You have no idea how much the stupidity of this pisses me off.
One of our big timber companies has its headquarters located in a nice wooded area, and has over planted the entire building to give it that nice green look. With ivy, and invasive species here that kills trees by girdling. Once it's established in a forest, the forest is cut down in the name of windfall laws, based on the theory that the trees are basically a loss for the forest anyway.
The idiocy here ought to be apparent to anyone who gardens or composts.

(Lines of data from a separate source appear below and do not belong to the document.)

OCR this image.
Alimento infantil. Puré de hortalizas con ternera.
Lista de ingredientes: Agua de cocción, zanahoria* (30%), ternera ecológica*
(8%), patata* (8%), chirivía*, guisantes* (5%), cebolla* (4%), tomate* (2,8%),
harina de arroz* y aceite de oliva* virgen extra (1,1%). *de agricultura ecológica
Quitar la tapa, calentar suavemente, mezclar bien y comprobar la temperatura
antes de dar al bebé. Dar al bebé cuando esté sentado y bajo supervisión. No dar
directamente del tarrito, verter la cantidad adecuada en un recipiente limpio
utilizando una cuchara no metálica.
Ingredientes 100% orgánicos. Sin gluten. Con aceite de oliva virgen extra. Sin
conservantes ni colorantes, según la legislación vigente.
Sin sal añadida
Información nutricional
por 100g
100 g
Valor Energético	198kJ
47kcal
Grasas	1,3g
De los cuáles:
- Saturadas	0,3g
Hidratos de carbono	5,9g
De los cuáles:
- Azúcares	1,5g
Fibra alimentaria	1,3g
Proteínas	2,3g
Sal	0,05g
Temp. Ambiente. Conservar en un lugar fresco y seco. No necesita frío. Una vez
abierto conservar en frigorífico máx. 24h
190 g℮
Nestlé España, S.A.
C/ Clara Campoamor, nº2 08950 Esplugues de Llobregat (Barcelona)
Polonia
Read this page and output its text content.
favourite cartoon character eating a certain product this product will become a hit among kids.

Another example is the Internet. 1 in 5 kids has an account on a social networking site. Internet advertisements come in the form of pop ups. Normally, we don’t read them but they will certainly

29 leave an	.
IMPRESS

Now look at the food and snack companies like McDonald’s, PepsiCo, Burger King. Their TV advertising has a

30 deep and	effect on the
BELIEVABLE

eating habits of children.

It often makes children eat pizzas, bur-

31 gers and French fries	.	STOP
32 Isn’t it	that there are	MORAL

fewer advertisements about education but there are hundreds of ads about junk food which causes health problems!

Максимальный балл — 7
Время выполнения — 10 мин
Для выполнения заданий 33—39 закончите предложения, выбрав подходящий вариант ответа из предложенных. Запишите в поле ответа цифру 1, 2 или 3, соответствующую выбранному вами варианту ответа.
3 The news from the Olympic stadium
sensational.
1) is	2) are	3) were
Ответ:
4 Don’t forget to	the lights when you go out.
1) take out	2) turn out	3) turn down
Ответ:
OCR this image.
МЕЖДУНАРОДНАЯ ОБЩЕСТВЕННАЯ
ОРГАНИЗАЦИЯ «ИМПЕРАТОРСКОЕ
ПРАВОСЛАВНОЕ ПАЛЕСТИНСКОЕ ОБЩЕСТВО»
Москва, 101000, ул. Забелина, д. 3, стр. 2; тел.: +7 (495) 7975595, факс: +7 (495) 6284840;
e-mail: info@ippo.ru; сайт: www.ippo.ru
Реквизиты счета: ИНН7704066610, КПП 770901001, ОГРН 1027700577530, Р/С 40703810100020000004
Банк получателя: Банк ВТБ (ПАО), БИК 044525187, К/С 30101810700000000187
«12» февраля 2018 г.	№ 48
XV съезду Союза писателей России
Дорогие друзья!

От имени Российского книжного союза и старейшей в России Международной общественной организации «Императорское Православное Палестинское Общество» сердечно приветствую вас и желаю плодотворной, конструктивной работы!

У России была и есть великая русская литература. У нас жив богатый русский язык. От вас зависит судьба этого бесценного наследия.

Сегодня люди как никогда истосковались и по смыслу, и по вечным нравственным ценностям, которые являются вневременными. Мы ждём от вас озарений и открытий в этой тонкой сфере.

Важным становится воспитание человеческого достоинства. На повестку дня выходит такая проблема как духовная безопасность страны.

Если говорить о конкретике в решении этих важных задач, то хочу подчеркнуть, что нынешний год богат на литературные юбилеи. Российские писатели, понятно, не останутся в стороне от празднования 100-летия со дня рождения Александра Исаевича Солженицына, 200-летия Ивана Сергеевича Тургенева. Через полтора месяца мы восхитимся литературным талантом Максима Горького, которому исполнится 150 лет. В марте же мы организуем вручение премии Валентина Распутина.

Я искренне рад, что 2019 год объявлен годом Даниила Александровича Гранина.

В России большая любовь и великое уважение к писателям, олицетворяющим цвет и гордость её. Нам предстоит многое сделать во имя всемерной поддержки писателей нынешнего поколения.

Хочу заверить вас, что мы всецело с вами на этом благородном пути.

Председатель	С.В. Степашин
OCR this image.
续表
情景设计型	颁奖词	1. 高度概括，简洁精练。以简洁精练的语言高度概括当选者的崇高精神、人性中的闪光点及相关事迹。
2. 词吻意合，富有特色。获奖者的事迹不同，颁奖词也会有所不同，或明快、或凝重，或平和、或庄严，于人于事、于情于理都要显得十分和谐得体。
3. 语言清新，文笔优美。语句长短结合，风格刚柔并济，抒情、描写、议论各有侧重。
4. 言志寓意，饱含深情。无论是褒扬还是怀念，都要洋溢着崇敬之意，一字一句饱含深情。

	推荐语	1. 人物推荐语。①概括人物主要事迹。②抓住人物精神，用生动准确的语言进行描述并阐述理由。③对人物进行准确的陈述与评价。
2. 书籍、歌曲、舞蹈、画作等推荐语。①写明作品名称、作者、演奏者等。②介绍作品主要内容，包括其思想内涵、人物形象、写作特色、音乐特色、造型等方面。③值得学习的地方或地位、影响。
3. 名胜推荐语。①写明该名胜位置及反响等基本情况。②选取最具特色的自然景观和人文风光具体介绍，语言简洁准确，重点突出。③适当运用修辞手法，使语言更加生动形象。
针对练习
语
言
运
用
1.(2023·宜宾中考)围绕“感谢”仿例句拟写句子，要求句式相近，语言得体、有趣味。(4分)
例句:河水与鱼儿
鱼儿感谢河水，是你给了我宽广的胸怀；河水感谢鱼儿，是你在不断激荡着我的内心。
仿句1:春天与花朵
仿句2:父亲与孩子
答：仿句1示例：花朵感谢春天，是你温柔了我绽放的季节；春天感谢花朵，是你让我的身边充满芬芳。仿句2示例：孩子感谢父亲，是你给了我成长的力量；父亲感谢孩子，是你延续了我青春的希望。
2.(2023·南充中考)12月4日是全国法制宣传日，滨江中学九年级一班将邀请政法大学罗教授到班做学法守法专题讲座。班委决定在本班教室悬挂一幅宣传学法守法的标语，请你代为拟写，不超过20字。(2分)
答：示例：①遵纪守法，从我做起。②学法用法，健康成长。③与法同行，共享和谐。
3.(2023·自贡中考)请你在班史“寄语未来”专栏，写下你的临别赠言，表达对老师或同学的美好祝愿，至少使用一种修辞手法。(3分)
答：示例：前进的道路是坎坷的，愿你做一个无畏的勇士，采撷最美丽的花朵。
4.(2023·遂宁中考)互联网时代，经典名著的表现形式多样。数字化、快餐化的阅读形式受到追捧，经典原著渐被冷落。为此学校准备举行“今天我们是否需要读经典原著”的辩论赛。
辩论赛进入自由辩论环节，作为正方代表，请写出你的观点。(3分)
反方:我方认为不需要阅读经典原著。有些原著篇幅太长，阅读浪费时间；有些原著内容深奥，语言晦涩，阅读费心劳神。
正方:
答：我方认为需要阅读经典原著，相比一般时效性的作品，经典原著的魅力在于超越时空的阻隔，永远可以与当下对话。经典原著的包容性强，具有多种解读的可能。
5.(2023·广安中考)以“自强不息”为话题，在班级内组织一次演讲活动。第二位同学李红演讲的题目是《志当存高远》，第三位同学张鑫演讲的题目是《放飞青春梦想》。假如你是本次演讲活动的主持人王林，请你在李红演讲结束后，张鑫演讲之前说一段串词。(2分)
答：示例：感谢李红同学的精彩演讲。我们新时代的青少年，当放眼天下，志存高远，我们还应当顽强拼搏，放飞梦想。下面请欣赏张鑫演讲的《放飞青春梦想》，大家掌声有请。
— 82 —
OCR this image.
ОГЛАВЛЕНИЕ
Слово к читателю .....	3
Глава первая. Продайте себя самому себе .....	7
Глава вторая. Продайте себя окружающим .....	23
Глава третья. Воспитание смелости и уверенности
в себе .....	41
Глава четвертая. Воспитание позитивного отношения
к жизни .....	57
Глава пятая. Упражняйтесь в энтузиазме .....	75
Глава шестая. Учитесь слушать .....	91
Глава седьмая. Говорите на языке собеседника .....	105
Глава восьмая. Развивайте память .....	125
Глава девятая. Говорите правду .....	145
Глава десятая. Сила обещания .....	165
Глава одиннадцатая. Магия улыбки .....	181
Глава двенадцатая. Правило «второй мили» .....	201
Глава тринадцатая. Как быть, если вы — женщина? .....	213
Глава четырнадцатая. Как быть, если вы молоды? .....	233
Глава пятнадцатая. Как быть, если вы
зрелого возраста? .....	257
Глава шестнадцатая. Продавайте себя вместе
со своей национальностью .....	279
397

And yeah, greed seems to be plenty of reason to stripmine the planet for an extra couple thousand bucks in profit--and if it's not profitable enough, they can always get subsidies to make it *more* profitable, regardless of the long term effects.

It's not just republicans, though. It's the actual legal view that a corporation exists only to make money for its stockholders, and that it is *unethical* for one to leave a single tree standing if by cutting it down they can make an extra buck.
Short-term feasts, and the long-term waiter seems to be staggering this way with the bill, finally.

Unfortunately, those who screwed things up to make the money will be able to use that money to insulate themselves from the effects of their own actions, at least for a while.
The rest of us will be long dead by the time there's any call for schadenfreude.